素子が2501と融合したのは、それが素子のこれまでの悩みや迷いに対する答だったからでしょう。私は「意識」と自覚できるものならデジタルでもアナログでも同じだと思っている。入れ物や場所(脳内とかサーバー内とか)には関係なく。大事なのは自覚できるかどうかであって、オリジナルかコピーかではない。自覚できればそれは全て本物ではないかな(この辺「順列都市」感想と被るけど^^;)。記憶が本物かどうかはそれとはまた別の問題。

私たちの世界では脳はネットにつながっていませんが、スマホが電脳と同じ役目を果たしている今日では、今作の状況はもうフィクションとは言えなくなっていると思います。
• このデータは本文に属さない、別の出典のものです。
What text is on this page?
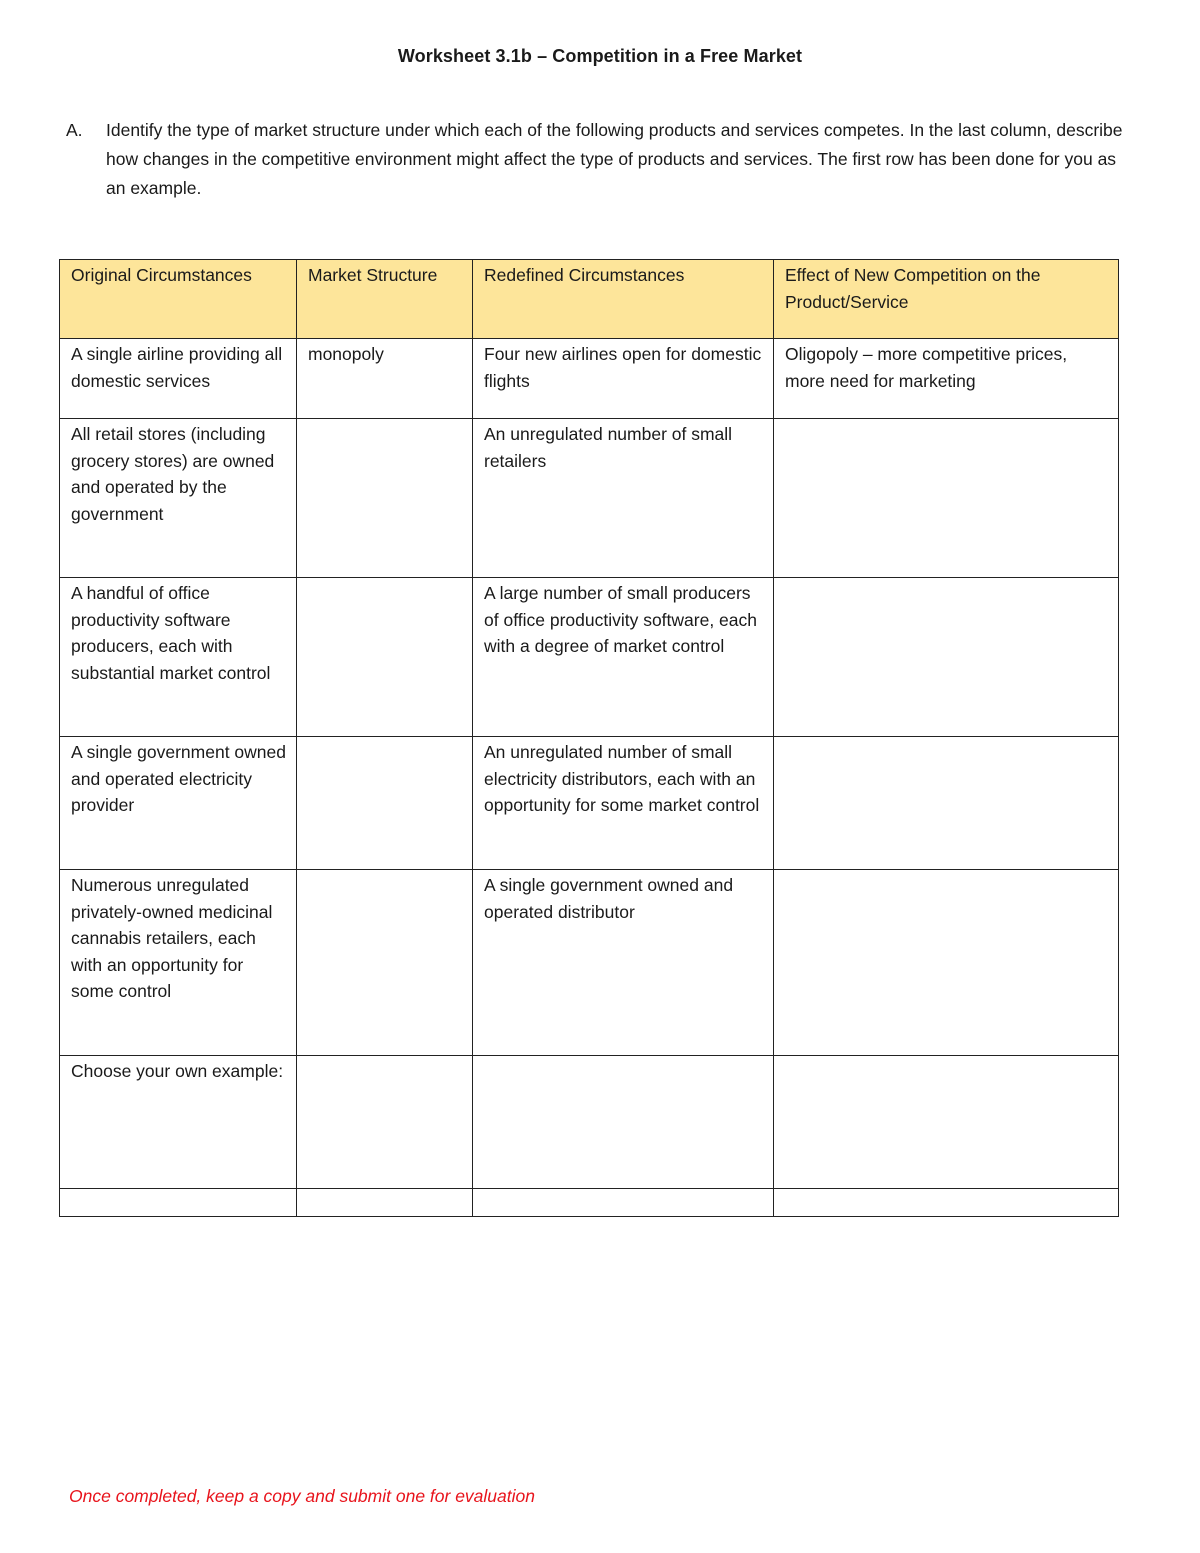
Worksheet 3.1b – Competition in a Free Market
A. Identify the type of market structure under which each of the following products and services competes. In the last column, describe how changes in the competitive environment might affect the type of products and services. The first row has been done for you as an example.
Original Circumstances	Market Structure	Redefined Circumstances	Effect of New Competition on the Product/Service
A single airline providing all domestic services	monopoly	Four new airlines open for domestic flights	Oligopoly – more competitive prices, more need for marketing
All retail stores (including grocery stores) are owned and operated by the government		An unregulated number of small retailers	
A handful of office productivity software producers, each with substantial market control		A large number of small producers of office productivity software, each with a degree of market control	
A single government owned and operated electricity provider		An unregulated number of small electricity distributors, each with an opportunity for some market control	
Numerous unregulated privately-owned medicinal cannabis retailers, each with an opportunity for some control		A single government owned and operated distributor	
Choose your own example:			

Once completed, keep a copy and submit one for evaluation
フェイクニュースに踊らされるのはネットを通じて操られているのと同じことではないだろうか。自分のスマホやPCが乗っ取られて他人に迷惑をかけたら清掃業者の男と同じになってしまう。セキュリティという防壁をしっかり守り、ネットの海で自分を見失わないようにやっていきたいものです。

2.0について

2008年公開。内容はオリジナルと同じです。画質・音楽を向上させたという感じですが、3DCGに差し替えられた部分がセル画と合ってなくてやっぱり違和感があります。しかもその3DCGのレベルがあまり高くなくて、最新のハリウッドCGを見慣れている目には物足りなく、手書きの素子の体の線に惚れていた者にはもはや劣化別物状態。せめてセル画調3DCGならまだ見られたと思うのに…。

あと「人形使い」の声が男性から女性に変更されています。AIに性別はないのでどっちでもいいと言えばいいのですが、「人形使い」の望みが子孫を残すことなので、その目的ならば男性声の方がしっくり来る気がします。多様性を得るための仕組みとしてオスとメスが存在することからも。それと女性の体で男の声という異様さにインパクトがあるので、女性の体に女声では当たり前過ぎて斬新さがなくなり凡庸に感じるんですよね。